Slashdot Mirror


Windows 7 On Multicore — How Much Faster?

snydeq writes "InfoWorld's Andrew Binstock tests whether Windows 7's threading advances fulfill the promise of improved performance and energy reduction. He runs Windows XP Professional, Vista Ultimate, and Windows 7 Ultimate against Viewperf and Cinebench benchmarks using a Dell Precision T3500 workstation, the price-performance winner of an earlier roundup of Nehalem-based workstations. 'What might be surprising is that Windows 7's multithreading changes did not deliver more of a performance punch,' Binstock writes of the benchmarks, adding that the principal changes to Windows 7 multithreading consist of increased processor affinity, 'a wholly new mechanism that gets rid of the global locking concept and pushes the management of lock access down to the locked resources,' permitting Windows 7 to scale up to 256 processors without performance penalty, but delivering little performance gains for systems with only a few processors. 'Windows 7 performs several tricks to keep threads running on the same execution pipelines so that the underlying Nehalem processor can turn off transistors on lesser-used or inactive pipelines,' Binstock writes. 'The primary benefit of this feature is reduced energy consumption,' with Windows 7 requiring 17 percent less power to run than Windows XP or Vista."

2 of 349 comments (clear)

  1. Re:I disagree with *you* by TheRaven64 · · Score: 5, Informative

    Lots of things affect performance. One of the big things is cache usage. A L1 cache miss costs around 10 cycles these days. A L2 cache miss costs 200 or more. If you move a process (or thread) between cores on the same die with a shared L2 cache, then every load or store instruction for a little while will cause a L1 cache miss. If you move them between processors with no shared cache, then every access will cause a L2 cache miss. If, every time you schedule a thread, it is on a different processor then, given that a typical scheduling quantum is only 10ms, your thread will spend most of its time loading data from main memory to cache. This will show up as 100% CPU usage, but will only be getting something like 10% of the maximum theoretical throughput for that CPU. Improve processor affinity, and you can easily see a large speedup relative to this.

    --
    I am TheRaven on Soylent News
  2. Re:Not Really by Jah-Wren+Ryel · · Score: 5, Informative

    not surprising because the OS really can't do that much to improve (or mess up) the performance of user-mode code that isn't making many OS calls anyways.

    Others have already mentioned scheduling and cache thrashing, I'd like to add memory management.

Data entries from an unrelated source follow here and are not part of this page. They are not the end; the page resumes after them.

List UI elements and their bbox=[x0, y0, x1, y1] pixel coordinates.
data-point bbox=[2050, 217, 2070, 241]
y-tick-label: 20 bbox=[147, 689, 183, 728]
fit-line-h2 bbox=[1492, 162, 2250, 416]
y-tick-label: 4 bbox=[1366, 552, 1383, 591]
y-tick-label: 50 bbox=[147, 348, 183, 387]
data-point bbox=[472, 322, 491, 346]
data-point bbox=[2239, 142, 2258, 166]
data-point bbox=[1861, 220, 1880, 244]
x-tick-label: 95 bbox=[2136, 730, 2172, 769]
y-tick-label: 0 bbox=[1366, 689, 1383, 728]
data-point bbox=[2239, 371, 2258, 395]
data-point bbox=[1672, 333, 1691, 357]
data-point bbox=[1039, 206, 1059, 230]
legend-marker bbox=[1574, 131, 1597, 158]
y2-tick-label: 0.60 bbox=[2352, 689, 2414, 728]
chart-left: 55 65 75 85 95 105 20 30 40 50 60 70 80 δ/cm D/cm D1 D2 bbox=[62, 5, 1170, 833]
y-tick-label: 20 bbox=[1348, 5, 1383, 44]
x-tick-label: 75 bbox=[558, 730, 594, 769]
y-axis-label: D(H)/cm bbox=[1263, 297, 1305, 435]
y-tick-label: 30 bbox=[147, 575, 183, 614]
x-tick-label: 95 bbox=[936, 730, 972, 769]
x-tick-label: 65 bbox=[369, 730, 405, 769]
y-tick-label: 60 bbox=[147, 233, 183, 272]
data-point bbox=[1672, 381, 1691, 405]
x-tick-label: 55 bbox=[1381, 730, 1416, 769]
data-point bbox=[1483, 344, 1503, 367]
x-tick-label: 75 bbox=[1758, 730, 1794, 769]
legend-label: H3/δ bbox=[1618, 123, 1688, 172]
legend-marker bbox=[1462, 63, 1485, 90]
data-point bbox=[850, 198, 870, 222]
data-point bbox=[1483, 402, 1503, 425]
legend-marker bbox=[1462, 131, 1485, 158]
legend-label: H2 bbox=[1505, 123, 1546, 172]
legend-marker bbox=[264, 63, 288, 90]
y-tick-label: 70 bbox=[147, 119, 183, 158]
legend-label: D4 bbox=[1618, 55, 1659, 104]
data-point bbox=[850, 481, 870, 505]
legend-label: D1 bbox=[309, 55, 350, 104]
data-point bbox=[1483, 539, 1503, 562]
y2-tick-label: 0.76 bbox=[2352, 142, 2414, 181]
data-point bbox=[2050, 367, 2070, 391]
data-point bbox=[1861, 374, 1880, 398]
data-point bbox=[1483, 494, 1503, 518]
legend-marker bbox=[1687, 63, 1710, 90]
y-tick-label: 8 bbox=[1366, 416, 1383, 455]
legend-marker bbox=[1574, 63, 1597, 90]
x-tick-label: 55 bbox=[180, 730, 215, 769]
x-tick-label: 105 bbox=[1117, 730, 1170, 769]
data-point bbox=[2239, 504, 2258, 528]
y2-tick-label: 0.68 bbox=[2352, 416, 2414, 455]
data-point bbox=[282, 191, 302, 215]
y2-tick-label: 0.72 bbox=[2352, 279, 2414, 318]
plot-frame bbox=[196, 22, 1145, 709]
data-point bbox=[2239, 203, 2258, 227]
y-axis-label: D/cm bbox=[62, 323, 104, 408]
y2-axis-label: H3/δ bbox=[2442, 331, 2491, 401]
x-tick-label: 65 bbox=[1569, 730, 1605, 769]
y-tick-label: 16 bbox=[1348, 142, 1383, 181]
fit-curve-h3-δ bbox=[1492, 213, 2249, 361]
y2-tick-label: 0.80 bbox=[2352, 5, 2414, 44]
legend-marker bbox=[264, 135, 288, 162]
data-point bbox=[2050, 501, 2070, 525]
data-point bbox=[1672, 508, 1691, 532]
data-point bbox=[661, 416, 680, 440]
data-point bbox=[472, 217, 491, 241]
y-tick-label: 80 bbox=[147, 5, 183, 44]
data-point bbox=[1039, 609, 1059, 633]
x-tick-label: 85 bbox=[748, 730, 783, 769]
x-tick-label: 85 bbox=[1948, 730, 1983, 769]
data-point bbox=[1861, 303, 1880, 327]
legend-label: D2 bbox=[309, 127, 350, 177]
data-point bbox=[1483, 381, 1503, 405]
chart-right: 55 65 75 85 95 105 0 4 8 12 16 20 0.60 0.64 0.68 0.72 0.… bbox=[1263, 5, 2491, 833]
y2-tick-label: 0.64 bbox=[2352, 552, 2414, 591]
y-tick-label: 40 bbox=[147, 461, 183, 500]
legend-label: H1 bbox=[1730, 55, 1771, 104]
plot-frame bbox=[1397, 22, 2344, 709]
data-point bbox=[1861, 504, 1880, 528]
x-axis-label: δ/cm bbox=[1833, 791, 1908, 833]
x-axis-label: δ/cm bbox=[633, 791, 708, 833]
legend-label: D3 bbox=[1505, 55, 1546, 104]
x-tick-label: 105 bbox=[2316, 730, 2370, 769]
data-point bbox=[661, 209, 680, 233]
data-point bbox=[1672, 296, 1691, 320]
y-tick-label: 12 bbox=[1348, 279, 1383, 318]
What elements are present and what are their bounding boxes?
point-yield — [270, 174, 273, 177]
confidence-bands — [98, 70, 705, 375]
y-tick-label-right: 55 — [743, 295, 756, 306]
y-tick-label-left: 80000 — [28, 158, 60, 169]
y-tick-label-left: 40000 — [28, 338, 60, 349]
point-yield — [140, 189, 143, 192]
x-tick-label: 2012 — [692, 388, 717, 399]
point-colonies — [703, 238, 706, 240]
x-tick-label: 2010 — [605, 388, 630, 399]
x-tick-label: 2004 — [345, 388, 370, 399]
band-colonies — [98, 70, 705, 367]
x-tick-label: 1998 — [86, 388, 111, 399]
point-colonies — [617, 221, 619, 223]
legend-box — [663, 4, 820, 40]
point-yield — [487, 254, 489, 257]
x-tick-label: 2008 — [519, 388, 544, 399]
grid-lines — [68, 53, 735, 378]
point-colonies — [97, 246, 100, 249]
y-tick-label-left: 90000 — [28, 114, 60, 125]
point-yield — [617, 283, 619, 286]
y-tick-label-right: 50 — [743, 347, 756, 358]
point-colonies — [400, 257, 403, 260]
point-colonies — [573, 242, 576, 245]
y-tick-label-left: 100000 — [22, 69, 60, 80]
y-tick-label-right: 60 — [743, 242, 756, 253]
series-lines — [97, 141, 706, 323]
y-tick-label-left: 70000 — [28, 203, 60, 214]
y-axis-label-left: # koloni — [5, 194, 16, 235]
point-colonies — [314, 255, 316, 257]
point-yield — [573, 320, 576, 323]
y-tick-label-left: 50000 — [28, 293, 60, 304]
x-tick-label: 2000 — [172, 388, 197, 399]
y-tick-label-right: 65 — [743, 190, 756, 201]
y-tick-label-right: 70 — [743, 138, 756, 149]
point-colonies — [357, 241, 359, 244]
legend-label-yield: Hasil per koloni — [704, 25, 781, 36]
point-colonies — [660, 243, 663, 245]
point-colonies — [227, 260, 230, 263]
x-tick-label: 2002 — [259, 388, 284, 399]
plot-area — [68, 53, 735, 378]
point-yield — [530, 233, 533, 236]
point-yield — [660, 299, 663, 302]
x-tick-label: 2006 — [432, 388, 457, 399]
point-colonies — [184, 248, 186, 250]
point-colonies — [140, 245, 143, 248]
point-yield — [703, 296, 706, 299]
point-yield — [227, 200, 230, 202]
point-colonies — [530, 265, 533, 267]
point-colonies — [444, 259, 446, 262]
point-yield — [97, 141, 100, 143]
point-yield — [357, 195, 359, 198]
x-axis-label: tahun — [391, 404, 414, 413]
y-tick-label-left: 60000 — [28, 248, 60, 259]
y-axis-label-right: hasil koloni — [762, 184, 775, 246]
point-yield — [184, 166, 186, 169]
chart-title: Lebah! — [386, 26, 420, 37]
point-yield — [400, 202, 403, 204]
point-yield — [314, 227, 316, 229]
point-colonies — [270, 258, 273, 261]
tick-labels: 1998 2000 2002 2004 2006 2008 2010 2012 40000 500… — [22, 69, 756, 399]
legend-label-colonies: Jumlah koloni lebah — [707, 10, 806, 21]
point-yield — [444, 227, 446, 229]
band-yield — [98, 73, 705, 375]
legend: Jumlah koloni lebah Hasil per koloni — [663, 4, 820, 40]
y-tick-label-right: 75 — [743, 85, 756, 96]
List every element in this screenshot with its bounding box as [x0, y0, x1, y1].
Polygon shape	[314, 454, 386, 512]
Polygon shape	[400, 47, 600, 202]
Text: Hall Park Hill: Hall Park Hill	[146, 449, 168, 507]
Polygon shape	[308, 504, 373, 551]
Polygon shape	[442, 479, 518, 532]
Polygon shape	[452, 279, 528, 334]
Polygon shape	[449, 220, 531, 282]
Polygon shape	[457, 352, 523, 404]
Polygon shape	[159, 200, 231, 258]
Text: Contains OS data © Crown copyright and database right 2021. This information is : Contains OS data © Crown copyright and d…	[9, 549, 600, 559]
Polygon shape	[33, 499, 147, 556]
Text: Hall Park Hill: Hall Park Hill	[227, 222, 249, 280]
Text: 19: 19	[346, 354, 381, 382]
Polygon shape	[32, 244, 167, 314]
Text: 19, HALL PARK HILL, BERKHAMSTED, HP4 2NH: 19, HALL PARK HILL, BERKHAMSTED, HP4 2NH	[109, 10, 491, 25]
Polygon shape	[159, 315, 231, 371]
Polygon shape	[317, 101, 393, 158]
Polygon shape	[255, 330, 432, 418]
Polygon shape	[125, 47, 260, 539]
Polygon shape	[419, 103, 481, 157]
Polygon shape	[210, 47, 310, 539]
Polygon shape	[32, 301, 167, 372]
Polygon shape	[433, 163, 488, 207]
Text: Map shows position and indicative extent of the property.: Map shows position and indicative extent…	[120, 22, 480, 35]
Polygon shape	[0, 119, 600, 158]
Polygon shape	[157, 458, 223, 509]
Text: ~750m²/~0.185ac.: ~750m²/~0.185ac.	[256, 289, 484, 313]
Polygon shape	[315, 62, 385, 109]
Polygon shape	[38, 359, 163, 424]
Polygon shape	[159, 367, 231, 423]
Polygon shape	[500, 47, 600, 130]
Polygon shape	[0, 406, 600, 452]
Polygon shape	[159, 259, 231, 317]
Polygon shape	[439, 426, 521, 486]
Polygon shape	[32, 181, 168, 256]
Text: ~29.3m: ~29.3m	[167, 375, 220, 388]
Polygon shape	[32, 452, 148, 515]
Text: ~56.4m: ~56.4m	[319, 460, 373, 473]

There are lots of ways memory management choices can degrade performance, sometimes drastically.

    One example is page sizes and the TLB - each cpu has a hardware TLB which is like a cache of virtual page to physical page address maps. Hardware TLB look-ups are fast, but the TLB is only of limited size and when a virtual address is not in the hardware TLB, the OS has to take a fault and walk its own software-maintained TLB that holds the complete list of virt2phys translations. That's a couple of orders magnitude slower than getting it from the hardware TLB.

    One way to reduce TLB misses is to use larger pages. So an OS that is smart enough to automagically coalesce 4K pages to 4MB (or larger, depending on the hardware) pages can significantly improve TLB performance. In a pathological case, that could result in a 100x-1000x speed-up, in typical cases where it is going make an difference you'll probably see ~10% performance improvement.

    Another related example is how shared memory is handled. Every page of virtual memory has a PTE which, at the most basic level, contains the virt2phys translation. When shared memory is used, a decision must be made - are the PTEs shared, or does each process get a separate copy of the PTEs for the shared memory. Downside of sharing PTEs is that the shared memory must be mapped at exactly the same virtual address in each process that uses it, so if one of those processes already has something else at that address, it won't be able to use the shared memory. The downside of using separate copies of PTEs is that you can really suck up a lot memory for just the PTE list -- imagine 50 processes that all share on chunk of 100MB of memory, if they all get their own PTE copies for that 100MB its the equivalent of 5GB worth of PTEs. If a PTE itself takes up 32 bytes, then that's at least 40MB of PTE entries just to manage that 100MB of memory. A 40% overhead is huge and then there is the issue of hardware TLB misses which, depending on the implementation, may have to search all PTEs in the system, so the more PTEs the worse a TLB miss will hurt performance.

    --
    When information is power, privacy is freedom.